[BTC-34]

4.4K 930 244
                                    

Reni.



Have you ever felt confused and frustrated to feel so many happy things in a row when your life is actually such a mess?

'Apa ini masuk akal?' 'Apa orang-orang hanya sedang mencoba menghiburku?' 'Apa mereka benar-benar tulus?'

Well, akhir-akhir ini aku nggak berhenti merasakan perasaan semacam ini. Di tengah kerumitan hidupku, rasanya sangat susah dipercaya dan mustahil bagaimana bisa aku merasakan kebahagiaan sebesar ini di hidupku?

Di sela perasaan bahagia yang aku rasakan, aku juga merasa takut dan khawatir di waktu yang bersamaan.

Bisa dibilang, aku terus-terusan merasa gelisah apalagi ditambah fakta kalau ada beberapa masalah baru—yang nggak begitu besar sebenarnya—mendadak muncul satu per satu ke hubunganku dan Hatalla yang baru saja ingin kami perbaiki bersama.

Satu tahun.

Hatalla, syarat dari Ayah, dan rencana pernikahan kami.

Baru saja Hatalla mengatakan semuanya, dia mengungkapkan apa yang disepakatinya bersama Ayah. Sebenarnya untuk dibilang kesepakatan juga rasanya kurang pas karena Hatalla sama terkejutnya denganku, dan mungkin bisa dibilang dia terpaksa menerima persyaratan dari Ayah itu.

"Gimana, Ren?"

Apanya?

Aku menatap Bapak Wijaya sambil mengerjap pelan, mencoba mengumpulkan fokusku yang aku biarkan berkelana di saat Pak Wijaya sedang menerangkan mengenai perubahan jadwalnya minggu ini.

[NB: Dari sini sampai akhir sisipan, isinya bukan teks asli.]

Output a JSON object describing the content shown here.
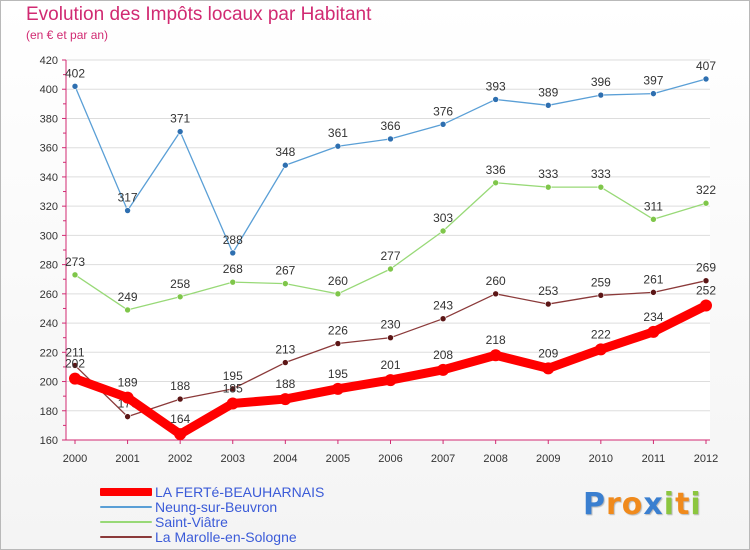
{
  "title": "Evolution des Impôts locaux par Habitant",
  "subtitle": "(en € et par an)",
  "brand": {
    "letters": [
      {
        "ch": "P",
        "color": "#3a7fd0"
      },
      {
        "ch": "r",
        "color": "#f08a1c"
      },
      {
        "ch": "o",
        "color": "#f08a1c"
      },
      {
        "ch": "x",
        "color": "#3a7fd0"
      },
      {
        "ch": "i",
        "color": "#8cc63f"
      },
      {
        "ch": "t",
        "color": "#f08a1c"
      },
      {
        "ch": "i",
        "color": "#8cc63f"
      }
    ]
  },
  "chart_data": {
    "type": "line",
    "title": "Evolution des Impôts locaux par Habitant",
    "subtitle": "(en € et par an)",
    "xlabel": "",
    "ylabel": "",
    "x": [
      "2000",
      "2001",
      "2002",
      "2003",
      "2004",
      "2005",
      "2006",
      "2007",
      "2008",
      "2009",
      "2010",
      "2011",
      "2012"
    ],
    "ylim": [
      160,
      420
    ],
    "yticks": [
      160,
      180,
      200,
      220,
      240,
      260,
      280,
      300,
      320,
      340,
      360,
      380,
      400,
      420
    ],
    "grid": "horizontal",
    "legend_position": "bottom-left",
    "series": [
      {
        "name": "Neung-sur-Beuvron",
        "color": "#5a9fd6",
        "marker_color": "#2e6fb0",
        "values": [
          402,
          317,
          371,
          288,
          348,
          361,
          366,
          376,
          393,
          389,
          396,
          397,
          407
        ]
      },
      {
        "name": "Saint-Viâtre",
        "color": "#98d977",
        "marker_color": "#7fc64a",
        "values": [
          273,
          249,
          258,
          268,
          267,
          260,
          277,
          303,
          336,
          333,
          333,
          311,
          322
        ]
      },
      {
        "name": "La Marolle-en-Sologne",
        "color": "#8b3a3a",
        "marker_color": "#5c1616",
        "values": [
          211,
          176,
          188,
          195,
          213,
          226,
          230,
          243,
          260,
          253,
          259,
          261,
          269
        ]
      },
      {
        "name": "LA FERTé-BEAUHARNAIS",
        "color": "#ff0000",
        "marker_color": "#ff0000",
        "values": [
          202,
          189,
          164,
          185,
          188,
          195,
          201,
          208,
          218,
          209,
          222,
          234,
          252
        ]
      }
    ],
    "legend_order": [
      "LA FERTé-BEAUHARNAIS",
      "Neung-sur-Beuvron",
      "Saint-Viâtre",
      "La Marolle-en-Sologne"
    ]
  }
}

"Kamu ngelamun apa?" tanya Pak Wijaya membuatku tersenyum segan.

Astaga, Ren, jangan malu-maluin begini, lah! "Maaf, Pak. Untuk perubahan jadwalnya tadi—"

"Saya nanya apa, kamu jawabnya apa." Kepala Pak Wijaya menggeleng pelan. "Mikir apa, Nak?"

Kepalaku langsung tertunduk, aku merasa malu sekaligus kesal karena aku menunjukkan sisiku yang tidak profesional ini di depan Pak Wijaya. It feels like only yesterday that I pledged to do my best, but look who is breaking that promise now.

"Saya minta maaf, Pak." Aku menundukkan kepalaku dalam, berusaha menunjukkan permintaan maafku yang tulus di depan Pak Wijaya. "Lain kali, saya akan lebih fokus lagi ketika bekerja. Saya nggak akan mengulangi lagi kesalahan semacam ini, atau menunjukkan sisi saya yang tidak profesional seperti ini di hadapan Bapak untuk kedepannya," kataku, mengucap janji lain—yang aku harap bisa aku tepati—di depan Pak Wijaya yang tampak duduk santai di kursinya.

Mataku terpejam ketika mendengar bagaimana helaan napas kasar Pak Wijaya terdengar memenuhi ruangan kerjanya.

Ren, you have made a big mistake...

"Duduk, Nak." Jantungku semakin berdegup kencang, sementara itu mataku perlahan terbuka. "Duduk sana." Pak Wijaya mengangguk dan mengulangi ucapannya saat aku menatapnya barusan.

Dengan perasaan yang campur aduk, aku menarik kursi di depan meja Pak Wijaya. "Terima kasih, Pak," gumamku pelan sebelum duduk di sana.

"Kamu kalau kerja sama Hatalla juga begitu?" Huh? Maksudnya? "Pastinya nggak sekaku itu, 'kan? Sama Ayah kamu juga nggak perlu sekaku itu? Memang kamu pernah liat saya menghukum cambuk karyawan yang melakukan kesalahan?" Aku menggelengkan kepala pelan. "Makanya! Gitu kamu tadi aja udah kayak terdakwa bakal kena cambuk saya aja, Ren... Ren..."

Susah juga menjelaskannya ke Pak Wijaya sekarang, tapi sebelum bersama Pak Wijaya—even though I'm in a relationship with Hatalla, I maintain a high level of professionalism.